Good day,
Since a couple days it's noticed several (many?) UKI ARC-CE are CRITICAL
in gridppnagios with this error:
org.nordugrid.ARC-CE-IGTF-/ops/Role=lcgadmin
IGTF-1.65, -1 days old, all present. - SHA Fingerprint failed for
ca-policy-lcg. - SHA Fingerprint failed for ca-policy-egi-core.
Others with a slightly different message:
IGTF-1.65, 1 day old, all present. - SHA Fingerprint failed for
ca-policy-egi-core.
https://gridppnagios.physics.ox.ac.uk/nagios/cgi-bin/status.cgi?hostgroup=node-ARC-CE&style=overview
1. Is the failure really the ARC-CE? or a WN?
2. In Bristol case the 1.65-1 certs were installed Jun 30 06:07:07 on the CE,
& earlier (3-5am) on the WN.
3. The test started failing 30 June 11:55 at Bristol ARC-CE - several hours
AFTER certificate update. Is the test about certificate version???

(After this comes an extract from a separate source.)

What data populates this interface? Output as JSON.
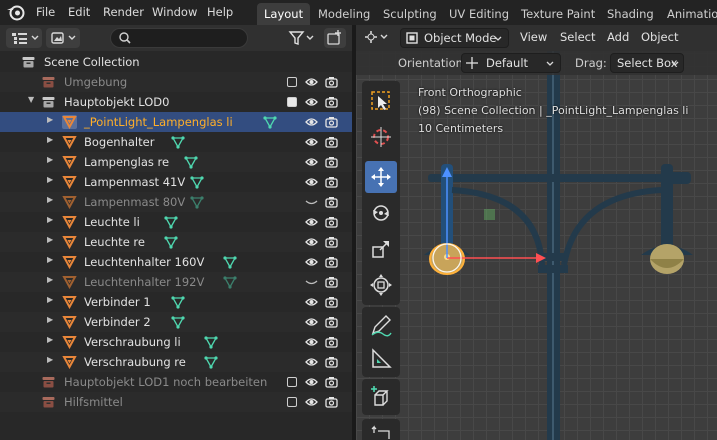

4. In at least one interesting case (ce1.dur.scotgrid.ac.uk) (I've not
checked that many), GREEN till 29 Jun 12:17, RED 29 Jun 13:59, then GREEN
again briefly, then RED again!
So is something changed on the ARC-CE in that brief time? Or, the test landed
on a different/working WN, if the failure indicates WN - probably more
likely.
https://gridppnagios.physics.ox.ac.uk/nagios/cgi-bin/trends.cgi?t1=1435736634&t2=1435823034&host=ce1.dur.scotgrid.ac.uk&service=org.nordugrid.ARC-CE-IGTF-%2Fops%2FRole%3Dlcgadmin&assumeinitialstates=yes&assumestateretention=yes&assumestatesduringnotrunning=yes&includesoftstates=no&initialassumedhoststate=0&initialassumedservicestate=0&backtrack=4&timeperiod=thisweek&zoom=4
wl / somewhat mystified
|